Сумерки - [75]

Шрифт
Интервал

Зимой я остался в городе. Работал на дровяном складе. Грузил подводы дровами. Потом садился на козлы рядом с возчиком. Огромные битюги, взмыленные от натуги, тащили их через весь город. Извозчики курили папиросы «Националь», ругались по-венгерски и сплевывали сквозь зубы. Когда моросил мелкий дождь или сыпал мокрый снег, я тоже, как извозчики, надевал на голову мешок. Пахло лошадьми и сырой ременной упряжью. Мы тащились по городу. Сгружали дрова то у одного подвала, то у другого. Иногда заказчики оказывались знакомыми. Им становилось неловко.

— Как дела? — спрашивали они.

— Хорошо. Спасибо…

Мама ужасалась, ей было стыдно. Мне — нет. Я даже гордился, я был «un homme libre»[28], жил своим трудом, не воровал, не попрошайничал. Мне ужасно хотелось увидеть Патричию. Я курил «Мэрэшешть» и научился у чабанов Бодорога метко сплевывать сквозь зубы.
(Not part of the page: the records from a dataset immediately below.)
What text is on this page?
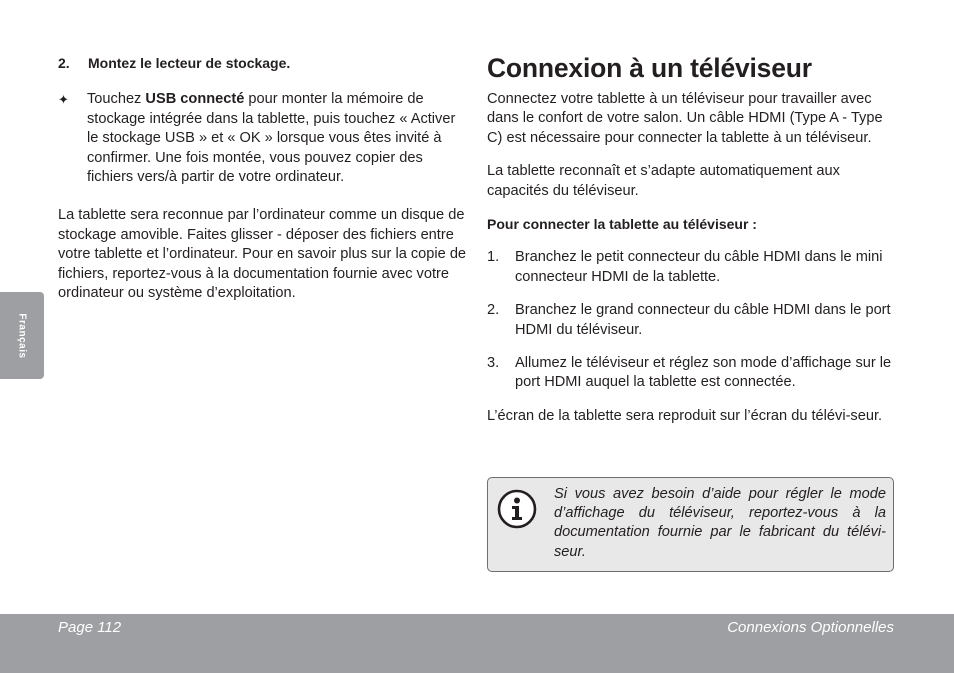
2.	Montez le lecteur de stockage.
✦	Touchez USB connecté pour monter la mémoire de stockage intégrée dans la tablette, puis touchez « Activer le stockage USB » et « OK » lorsque vous êtes invité à confirmer. Une fois montée, vous pouvez copier des fichiers vers/à partir de votre ordinateur.

La tablette sera reconnue par l’ordinateur comme un disque de stockage amovible. Faites glisser - déposer des fichiers entre votre tablette et l’ordinateur. Pour en savoir plus sur la copie de fichiers, reportez-vous à la documentation fournie avec votre ordinateur ou système d’exploitation.

Connexion à un téléviseur

Connectez votre tablette à un téléviseur pour travailler avec dans le confort de votre salon. Un câble HDMI (Type A - Type C) est nécessaire pour connecter la tablette à un téléviseur.

La tablette reconnaît et s’adapte automatiquement aux capacités du téléviseur.

Pour connecter la tablette au téléviseur :

1.	Branchez le petit connecteur du câble HDMI dans le mini connecteur HDMI de la tablette.
2.	Branchez le grand connecteur du câble HDMI dans le port HDMI du téléviseur.
3.	Allumez le téléviseur et réglez son mode d’affichage sur le port HDMI auquel la tablette est connectée.

L’écran de la tablette sera reproduit sur l’écran du télévi-seur.

Si vous avez besoin d’aide pour régler le mode d’affichage du téléviseur, reportez-vous à la documentation fournie par le fabricant du télévi-seur.

Français
Page 112	Connexions Optionnelles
Вот бы похвастаться! Но так ни разу и не увидел.

Примерно месяца через два после получения аттестата меня повысили в должности: я стал весовщиком. К мелиораторам я больше не вернулся, остался работать на дровяном складе. Все шло нормально. Теперь ни дождь, ни снег мне были нипочем. Я стоял в своей стеклянной будке и взвешивал телеги с грузом. Взвесишь, подашь знак: следующий! Тяжелая телега, тарахтя, съезжает, и на ее место становится другая, а площадка весов поскрипывает.

Однажды ранней осенью, — до дождей еще было далеко, — кто-то спутал накладные, и извозчики ругались с диспетчером. С полчаса длилась эта канитель. Ни одна телега не подъезжала к моим весам. Я уселся на большой пень, которым придерживал открытую дверь моей стеклянной будки, и закурил. Не успел я сделать и трех затяжек, как увидел Мариана, нашего бухгалтера, секретаря комсомольской организации. Я с ним раза три или четыре перекидывался словечком, правда, по делу. Это был синеглазый и совершенно лысый парень. Я никому не доверяю, особенно этим общественным деятелям, но этот парень мне почему-то нравился. Я сам на себя злился за это, но ничего не мог с собой поделать.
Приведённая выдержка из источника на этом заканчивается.